Ainda há dias, Donald Tusk, que foi presidente do Conselho Europeu durante anos e é o atual primeiro-ministro da Polónia, dizia para quem o quisesse ouvir, que a Europa se encontra numa “era de pré-guerra”. Quando um homem com tanta experiência, saber e responsabilidade diz uma coisas destas, não há como não o levar a sério.

 

Abaixo, uma imagem da obra de Max Ernst “A Europa depois da chuva II” de 1940, uma visão apocalíptica de um território em ruínas, devastado pela guerra.

 


Tendo nós crescido e vivido décadas em tempos de paz na Europa, é-nos quase incompreensível como é que podemos agora ter chegado a este ponto de anúncios pré-bélicos. Algo falhou redondamente para que as gentes se vão deixando novamente arrastar para conflitos tão destrutivos e com tão pouco sentido.

 

Há cerca de uma semana, no Dia Mundial do Teatro, o atual Prémio Nobel da Literatura, o norueguês Jon Fosse, fez um discurso ao mundo no qual nos dá algumas pistas sobre o que eventualmente terá falhado, mas que talvez ainda possa ser remediado.

Se o mundo ouvirá o que ele disse e lhe dará atenção, isso não sabemos, em qualquer dos casos, aqui fica a nossa humilde contribuição para que tal suceda.

 

O discurso é bastante curto, comecemos logo pelo seu final: “A guerra e a arte são opostas, tal como a guerra e a paz são opostas – é tão simples quanto isso. Arte é paz.”

 

Arte é paz, é esta a conclusão a que Jon Fosse chega. Não se trata de um “cliché” ou de uma pueril declaração de boas intenções, é muito mais do que isso.

 

No quadro abaixo de Peter Paul Rubens, vemos ao centro em segundo plano na composição Minerva, a deusa romana das artes, da sabedoria e do conhecimento, a afastar Marte, o deus da guerra, que nos aparece pela direita.

 

A figura nua ao centro, em primeiro plano, é Pax, a deusa da paz, que graciosamente distribuiu os seus frutos, prazeres e deleites pelos que a rodeiam.
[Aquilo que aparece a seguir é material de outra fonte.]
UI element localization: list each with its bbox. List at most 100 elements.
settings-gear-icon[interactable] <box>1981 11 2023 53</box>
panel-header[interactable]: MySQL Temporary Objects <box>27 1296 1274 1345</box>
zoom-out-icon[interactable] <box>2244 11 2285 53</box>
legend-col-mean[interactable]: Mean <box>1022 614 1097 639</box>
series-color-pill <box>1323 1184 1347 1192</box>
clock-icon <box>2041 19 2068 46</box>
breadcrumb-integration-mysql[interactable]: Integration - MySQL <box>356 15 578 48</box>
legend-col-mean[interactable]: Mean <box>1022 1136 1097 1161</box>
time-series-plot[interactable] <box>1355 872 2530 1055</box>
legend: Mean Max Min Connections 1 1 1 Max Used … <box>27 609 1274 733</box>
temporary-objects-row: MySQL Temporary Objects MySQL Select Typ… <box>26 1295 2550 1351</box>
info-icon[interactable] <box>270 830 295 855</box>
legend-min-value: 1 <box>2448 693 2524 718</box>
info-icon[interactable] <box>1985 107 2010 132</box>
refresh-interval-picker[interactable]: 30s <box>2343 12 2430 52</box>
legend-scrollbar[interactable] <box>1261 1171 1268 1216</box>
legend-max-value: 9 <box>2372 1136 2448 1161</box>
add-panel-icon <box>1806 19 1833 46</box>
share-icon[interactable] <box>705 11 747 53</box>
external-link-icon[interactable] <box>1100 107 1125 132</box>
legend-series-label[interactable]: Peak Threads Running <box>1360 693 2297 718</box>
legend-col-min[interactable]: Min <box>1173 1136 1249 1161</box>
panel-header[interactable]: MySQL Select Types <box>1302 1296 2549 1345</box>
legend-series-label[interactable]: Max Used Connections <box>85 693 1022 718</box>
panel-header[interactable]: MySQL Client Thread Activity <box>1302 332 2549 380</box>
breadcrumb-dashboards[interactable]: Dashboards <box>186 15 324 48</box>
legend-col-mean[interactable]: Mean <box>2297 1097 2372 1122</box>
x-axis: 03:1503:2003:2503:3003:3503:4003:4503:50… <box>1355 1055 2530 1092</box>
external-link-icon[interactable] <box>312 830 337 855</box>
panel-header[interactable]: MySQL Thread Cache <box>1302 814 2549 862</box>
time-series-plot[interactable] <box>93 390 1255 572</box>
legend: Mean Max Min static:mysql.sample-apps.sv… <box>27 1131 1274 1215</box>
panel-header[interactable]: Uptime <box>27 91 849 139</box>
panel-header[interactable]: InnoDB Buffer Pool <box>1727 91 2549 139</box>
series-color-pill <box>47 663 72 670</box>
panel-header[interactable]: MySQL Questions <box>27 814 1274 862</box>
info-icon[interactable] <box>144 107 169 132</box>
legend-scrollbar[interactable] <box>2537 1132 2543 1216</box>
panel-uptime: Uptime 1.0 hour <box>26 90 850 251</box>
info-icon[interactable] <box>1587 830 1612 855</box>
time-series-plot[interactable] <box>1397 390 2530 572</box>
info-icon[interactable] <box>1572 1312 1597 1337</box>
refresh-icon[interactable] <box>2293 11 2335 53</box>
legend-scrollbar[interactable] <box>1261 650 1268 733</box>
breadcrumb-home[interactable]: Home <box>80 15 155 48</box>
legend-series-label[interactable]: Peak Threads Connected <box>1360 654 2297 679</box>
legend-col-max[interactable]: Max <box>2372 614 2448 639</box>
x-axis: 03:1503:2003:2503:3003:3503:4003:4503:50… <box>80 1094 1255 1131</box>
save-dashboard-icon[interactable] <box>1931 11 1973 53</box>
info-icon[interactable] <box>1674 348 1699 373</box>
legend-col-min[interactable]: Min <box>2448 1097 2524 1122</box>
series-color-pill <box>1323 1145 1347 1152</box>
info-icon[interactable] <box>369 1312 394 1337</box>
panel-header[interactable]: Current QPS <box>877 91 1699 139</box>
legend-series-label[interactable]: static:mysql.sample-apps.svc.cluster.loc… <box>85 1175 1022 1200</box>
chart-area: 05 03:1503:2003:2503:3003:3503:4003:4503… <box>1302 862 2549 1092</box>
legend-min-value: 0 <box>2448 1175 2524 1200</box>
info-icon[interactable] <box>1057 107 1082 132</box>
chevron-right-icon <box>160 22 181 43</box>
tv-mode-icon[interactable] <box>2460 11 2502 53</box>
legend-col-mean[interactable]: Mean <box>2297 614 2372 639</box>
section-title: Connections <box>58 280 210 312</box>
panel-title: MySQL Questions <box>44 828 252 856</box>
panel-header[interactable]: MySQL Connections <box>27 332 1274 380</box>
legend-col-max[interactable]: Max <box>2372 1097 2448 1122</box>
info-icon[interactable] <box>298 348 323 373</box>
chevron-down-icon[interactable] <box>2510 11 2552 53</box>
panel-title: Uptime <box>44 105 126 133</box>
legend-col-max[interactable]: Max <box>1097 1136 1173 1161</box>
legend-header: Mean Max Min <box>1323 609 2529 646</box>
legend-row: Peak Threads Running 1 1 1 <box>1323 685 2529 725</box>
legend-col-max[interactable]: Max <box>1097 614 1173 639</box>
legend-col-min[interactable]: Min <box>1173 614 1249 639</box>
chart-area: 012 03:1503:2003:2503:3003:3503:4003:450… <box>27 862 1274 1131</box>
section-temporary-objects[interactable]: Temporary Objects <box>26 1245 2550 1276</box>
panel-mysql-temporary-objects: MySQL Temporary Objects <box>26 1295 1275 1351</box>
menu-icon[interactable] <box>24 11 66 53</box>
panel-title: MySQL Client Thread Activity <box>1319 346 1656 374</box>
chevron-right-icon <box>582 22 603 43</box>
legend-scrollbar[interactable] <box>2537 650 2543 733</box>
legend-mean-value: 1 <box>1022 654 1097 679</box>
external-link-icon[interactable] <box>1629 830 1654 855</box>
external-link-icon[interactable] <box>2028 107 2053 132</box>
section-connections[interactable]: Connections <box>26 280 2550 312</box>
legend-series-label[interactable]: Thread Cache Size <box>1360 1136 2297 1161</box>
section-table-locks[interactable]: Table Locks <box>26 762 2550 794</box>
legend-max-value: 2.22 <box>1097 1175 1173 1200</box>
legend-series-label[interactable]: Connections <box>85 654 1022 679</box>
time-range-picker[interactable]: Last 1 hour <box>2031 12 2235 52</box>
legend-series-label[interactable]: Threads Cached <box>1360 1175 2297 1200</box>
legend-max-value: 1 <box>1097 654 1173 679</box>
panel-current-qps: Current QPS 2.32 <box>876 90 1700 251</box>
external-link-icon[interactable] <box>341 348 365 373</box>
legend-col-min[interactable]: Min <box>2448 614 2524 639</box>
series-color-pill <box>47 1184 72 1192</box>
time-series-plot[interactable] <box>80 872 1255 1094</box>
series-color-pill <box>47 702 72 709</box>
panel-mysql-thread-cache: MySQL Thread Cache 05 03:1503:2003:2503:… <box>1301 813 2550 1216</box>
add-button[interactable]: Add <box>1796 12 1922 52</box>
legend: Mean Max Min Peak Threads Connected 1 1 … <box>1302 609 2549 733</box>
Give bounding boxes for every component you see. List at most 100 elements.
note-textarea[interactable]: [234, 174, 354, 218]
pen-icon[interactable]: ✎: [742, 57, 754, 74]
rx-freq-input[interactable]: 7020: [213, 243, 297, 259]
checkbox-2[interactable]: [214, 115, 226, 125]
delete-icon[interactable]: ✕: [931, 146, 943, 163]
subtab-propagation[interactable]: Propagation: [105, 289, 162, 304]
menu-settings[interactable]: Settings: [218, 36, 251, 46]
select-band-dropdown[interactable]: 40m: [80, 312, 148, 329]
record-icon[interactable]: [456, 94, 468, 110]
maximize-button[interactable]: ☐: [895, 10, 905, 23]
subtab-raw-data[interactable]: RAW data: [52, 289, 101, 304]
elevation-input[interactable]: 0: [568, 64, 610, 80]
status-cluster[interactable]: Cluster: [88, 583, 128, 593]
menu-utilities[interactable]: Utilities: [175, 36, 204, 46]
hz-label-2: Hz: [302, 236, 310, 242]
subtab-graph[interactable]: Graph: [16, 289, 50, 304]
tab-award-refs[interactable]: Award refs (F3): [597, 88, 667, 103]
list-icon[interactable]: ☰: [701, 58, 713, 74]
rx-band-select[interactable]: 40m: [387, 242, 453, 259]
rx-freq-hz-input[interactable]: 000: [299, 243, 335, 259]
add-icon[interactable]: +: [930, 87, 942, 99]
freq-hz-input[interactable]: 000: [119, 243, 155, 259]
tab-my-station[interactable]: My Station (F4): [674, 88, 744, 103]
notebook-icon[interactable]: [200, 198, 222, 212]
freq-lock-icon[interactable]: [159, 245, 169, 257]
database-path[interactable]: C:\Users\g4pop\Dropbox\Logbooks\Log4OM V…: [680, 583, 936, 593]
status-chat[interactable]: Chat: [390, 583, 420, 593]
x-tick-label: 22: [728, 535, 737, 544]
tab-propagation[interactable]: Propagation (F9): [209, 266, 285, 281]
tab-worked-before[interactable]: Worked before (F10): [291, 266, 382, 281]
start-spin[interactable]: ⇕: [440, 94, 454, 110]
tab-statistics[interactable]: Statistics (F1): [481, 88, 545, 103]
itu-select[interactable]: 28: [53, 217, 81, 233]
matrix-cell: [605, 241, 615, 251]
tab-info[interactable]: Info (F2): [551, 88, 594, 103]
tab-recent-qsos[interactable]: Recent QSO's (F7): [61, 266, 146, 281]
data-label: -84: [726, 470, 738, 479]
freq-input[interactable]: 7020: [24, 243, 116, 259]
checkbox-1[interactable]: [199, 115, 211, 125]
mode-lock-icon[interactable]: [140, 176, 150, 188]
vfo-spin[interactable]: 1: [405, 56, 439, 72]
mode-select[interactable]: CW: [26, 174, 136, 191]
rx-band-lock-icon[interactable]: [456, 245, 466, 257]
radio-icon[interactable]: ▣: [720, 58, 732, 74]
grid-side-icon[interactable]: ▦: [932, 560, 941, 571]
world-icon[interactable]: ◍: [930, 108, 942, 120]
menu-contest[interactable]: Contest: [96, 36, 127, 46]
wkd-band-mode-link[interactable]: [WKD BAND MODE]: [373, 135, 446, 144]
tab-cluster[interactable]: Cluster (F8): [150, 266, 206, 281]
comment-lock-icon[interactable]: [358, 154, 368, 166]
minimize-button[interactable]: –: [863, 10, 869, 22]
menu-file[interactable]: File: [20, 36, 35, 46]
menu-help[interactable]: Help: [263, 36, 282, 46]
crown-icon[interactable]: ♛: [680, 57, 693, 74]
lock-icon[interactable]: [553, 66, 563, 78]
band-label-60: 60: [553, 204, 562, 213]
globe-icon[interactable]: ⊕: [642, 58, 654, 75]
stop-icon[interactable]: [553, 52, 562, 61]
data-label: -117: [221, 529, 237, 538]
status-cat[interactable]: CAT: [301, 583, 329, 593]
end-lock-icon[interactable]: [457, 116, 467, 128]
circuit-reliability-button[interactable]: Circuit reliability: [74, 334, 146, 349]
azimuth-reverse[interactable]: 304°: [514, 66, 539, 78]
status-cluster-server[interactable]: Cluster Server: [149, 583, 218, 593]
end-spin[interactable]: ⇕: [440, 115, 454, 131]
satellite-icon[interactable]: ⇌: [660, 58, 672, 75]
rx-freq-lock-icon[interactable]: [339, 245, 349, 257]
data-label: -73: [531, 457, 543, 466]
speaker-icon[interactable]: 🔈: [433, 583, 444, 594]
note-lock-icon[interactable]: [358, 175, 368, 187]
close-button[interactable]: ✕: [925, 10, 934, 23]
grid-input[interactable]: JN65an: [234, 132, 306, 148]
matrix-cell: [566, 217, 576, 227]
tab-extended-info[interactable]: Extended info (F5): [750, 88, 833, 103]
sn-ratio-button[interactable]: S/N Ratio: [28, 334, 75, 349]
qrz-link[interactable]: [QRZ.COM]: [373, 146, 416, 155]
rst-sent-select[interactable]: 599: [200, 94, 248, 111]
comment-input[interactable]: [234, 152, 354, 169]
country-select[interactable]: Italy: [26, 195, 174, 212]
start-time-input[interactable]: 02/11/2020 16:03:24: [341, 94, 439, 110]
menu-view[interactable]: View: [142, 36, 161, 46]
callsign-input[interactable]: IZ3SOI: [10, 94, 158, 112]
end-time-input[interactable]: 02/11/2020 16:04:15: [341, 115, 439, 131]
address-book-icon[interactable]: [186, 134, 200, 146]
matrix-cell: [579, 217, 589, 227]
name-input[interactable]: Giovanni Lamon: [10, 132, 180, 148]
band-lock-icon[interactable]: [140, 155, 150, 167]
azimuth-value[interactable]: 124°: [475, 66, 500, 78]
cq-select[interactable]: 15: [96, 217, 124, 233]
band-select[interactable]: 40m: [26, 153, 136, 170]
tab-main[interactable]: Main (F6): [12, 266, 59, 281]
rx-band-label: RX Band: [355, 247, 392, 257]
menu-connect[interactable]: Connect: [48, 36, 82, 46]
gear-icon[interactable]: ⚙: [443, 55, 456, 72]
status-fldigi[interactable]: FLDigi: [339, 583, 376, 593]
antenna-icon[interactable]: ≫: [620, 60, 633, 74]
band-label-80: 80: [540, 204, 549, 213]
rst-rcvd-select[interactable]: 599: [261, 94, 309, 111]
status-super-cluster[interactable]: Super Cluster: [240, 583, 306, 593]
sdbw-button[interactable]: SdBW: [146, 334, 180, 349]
O quadro intitula-se “Minerva protege a Pax de Marte”, é de 1630 e pode ser visto na National Gallery em Londres.



O que quer a pintura de Peter Paul Rubens, quer o discurso de Jon Fosse nos dizem, é que só o conhecimento, a sabedoria e as artes são capazes de conter e afastar a guerra.

 

Numa outra passagem do dito discurso, diz-se assim: “A arte, a boa arte, consegue, à sua maneira maravilhosa, combinar o absolutamente único com o universal. Permite-nos compreender o que é diferente – o que é estranho, pode-se dizer – como sendo universal. Ao fazê-lo, a arte rompe as fronteiras entre línguas, regiões geográficas, países. Reúne não apenas as qualidades individuais de cada um, mas também, num outro sentido, as características próprias de cada grupo de pessoas, como as de cada nação.”

 

O que Jon Fosse nos diz na passagem citada, é que através da arte conseguimos compreender os outros, ou seja, o que há de único em cada ser humano, em cada grupo e em cada país e, simultaneamente, compreendemos também o que é igual em todos nós, o que é universal.

 

Diz-nos ainda o autor, não conhecer maneira melhor de unir os desiguais do que arte, sendo esta “a abordagem exatamente oposta à dos conflitos violentos que vemos com demasiada frequência no mundo, os quais cedem à tentação destrutiva de aniquilar tudo o que é estrangeiro, qualquer coisa única e diferente…”

 

Se por um lado a arte é a fonte da sabedoria e do conhecimento que nos permite ter paz e ver no outro, no que é diferente, “um mistério fascinante”, há guerra porque “as pessoas também têm um lado animalesco, movido pelo instinto de experimentar o outro, o estrangeiro, como uma ameaça à própria existência (…) O que é visto de fora como uma diferença, por exemplo na religião ou na ideologia política, torna-se algo que precisa de ser derrotado e destruído.”

 

No quadro abaixo de Peter Paul Rubens, Marte, o deus da guerra, liberta toda a sua fúria. Debaixo dos seus pés vemos um livro e um desenho, que nos mostram como as artes e as letras são esquecidas e destruídas em tempos de violência.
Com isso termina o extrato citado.